Mortgages serviced by large national and federal savings banks supervised by the Office of the Comptroller of the Currency performed better in the first quarter than a year earlier.
The OCC Mortgage Metrics Report released Thursday showed 90.2% of mortgages were current and performing at the end of the first quarter, compared to 89.4% the prior quarter and 88.9% a year ago.
The percentage of early-stage delinquencies for mortgages that were 30-59 days past due was 2.6%, down 9.3% quarter-over-quarter, but up 3.0% from the same time period last year.
Meanwhile, seriously delinquent mortgages—60 or more days late in payment or held by bankrupt borrowers whose payments are at least 30 days past due—fell 4% in 1Q13. Furthermore, the percentage of mortgages that were seriously delinquent has fallen 10.4% on a year-over-year basis.

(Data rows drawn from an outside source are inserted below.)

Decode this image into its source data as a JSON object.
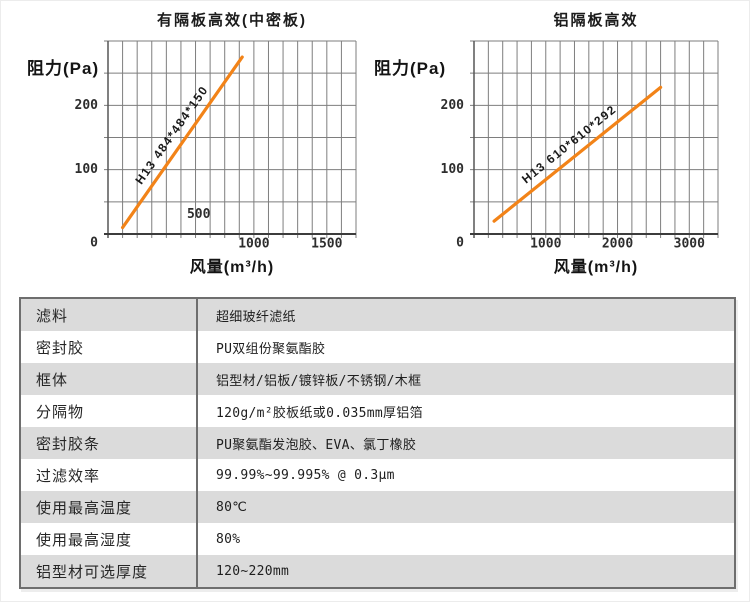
{
  "chart_data": [
    {
      "type": "line",
      "title": "有隔板高效(中密板)",
      "ylabel": "阻力(Pa)",
      "xlabel": "风量(m³/h)",
      "xlim": [
        0,
        1700
      ],
      "ylim": [
        0,
        300
      ],
      "x_grid_step": 100,
      "y_grid_step": 50,
      "grid": true,
      "xticks": [
        {
          "value": 500,
          "label": "500",
          "inside": true
        },
        {
          "value": 1000,
          "label": "1000"
        },
        {
          "value": 1500,
          "label": "1500"
        }
      ],
      "yticks": [
        {
          "value": 0,
          "label": "0"
        },
        {
          "value": 100,
          "label": "100"
        },
        {
          "value": 200,
          "label": "200"
        }
      ],
      "series": [
        {
          "name": "H13 484*484*150",
          "points": [
            [
              100,
              10
            ],
            [
              920,
              275
            ]
          ]
        }
      ]
    },
    {
      "type": "line",
      "title": "铝隔板高效",
      "ylabel": "阻力(Pa)",
      "xlabel": "风量(m³/h)",
      "xlim": [
        0,
        3400
      ],
      "ylim": [
        0,
        300
      ],
      "x_grid_step": 200,
      "y_grid_step": 50,
      "grid": true,
      "xticks": [
        {
          "value": 1000,
          "label": "1000"
        },
        {
          "value": 2000,
          "label": "2000"
        },
        {
          "value": 3000,
          "label": "3000"
        }
      ],
      "yticks": [
        {
          "value": 0,
          "label": "0"
        },
        {
          "value": 100,
          "label": "100"
        },
        {
          "value": 200,
          "label": "200"
        }
      ],
      "series": [
        {
          "name": "H13 610*610*292",
          "points": [
            [
              280,
              20
            ],
            [
              2600,
              228
            ]
          ]
        }
      ]
    }
  ],
  "table": {
    "rows": [
      {
        "label": "滤料",
        "value": "超细玻纤滤纸"
      },
      {
        "label": "密封胶",
        "value": "PU双组份聚氨酯胶"
      },
      {
        "label": "框体",
        "value": "铝型材/铝板/镀锌板/不锈钢/木框"
      },
      {
        "label": "分隔物",
        "value": "120g/m²胶板纸或0.035mm厚铝箔"
      },
      {
        "label": "密封胶条",
        "value": "PU聚氨酯发泡胶、EVA、氯丁橡胶"
      },
      {
        "label": "过滤效率",
        "value": "99.99%~99.995% @ 0.3μm"
      },
      {
        "label": "使用最高温度",
        "value": "80℃"
      },
      {
        "label": "使用最高湿度",
        "value": "80%"
      },
      {
        "label": "铝型材可选厚度",
        "value": "120~220mm"
      }
    ]
  },
  "colors": {
    "accent": "#f28318",
    "grid": "#7e7e7e",
    "axis": "#3c3c3c",
    "frame": "#565656",
    "table_border": "#6e6e6e",
    "row_gray": "#dbdbdb",
    "row_white": "#ffffff",
    "text": "#1e1e1e"
  }
}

Kathy Gouldie, credit lead expert at OCC, cited the strengthening economic conditions, servicing transfers, home retention efforts and home forfeiture actions for the improvement in home mortgage performance through March 31, 2013.
During the first quarter, servicers helped 348,733 homeowners avoid foreclosure by completing 138,546 loan modifications, 102,912 trial-period plans and 107,275 shorter-term payment plans. Servicers reduced monthly principal and interest payments in 93.7% of modifications made in the quarter.
On average, borrowers who qualified for modifications saw their monthly payments drop by 25.2%, or $361, while the average HAMP modification payments were reduced by 34.9% ($547).
Meanwhile, only 131,704 home forfeiture actions which include completed foreclosures, short sales and deed-in-lieu-of-foreclosure actions were completed from the beginning of January through the end of March. This figure is down both on a quarterly and yearly basis by 22.1% and 29.1%, respectively.
Furthermore, the number of loans in the foreclosure process at the end of 1Q13 decreased by 28.6% from a year ago to 907,231. The OCC said servicers initiated 178,356 new foreclosures during the quarter, a 13.8% increase from the previous quarter but a 37.8% drop from last year. Also, there were only 84,972 completed foreclosures, which is 19.7% less than 4Q12 and 30.9% less than a year ago.
The mortgages in OCC’s portfolio account for 55% of all mortgages outstanding in the U.S., where 27.9 million loans total $4.7 trillion in principal balances.
The nine OCC-regulated servicers are Bank of America, JPMorgan Chase, Citibank, HSBC, MetLife, PNC, U.S. Bank, Wells Fargo and OneWest Bank.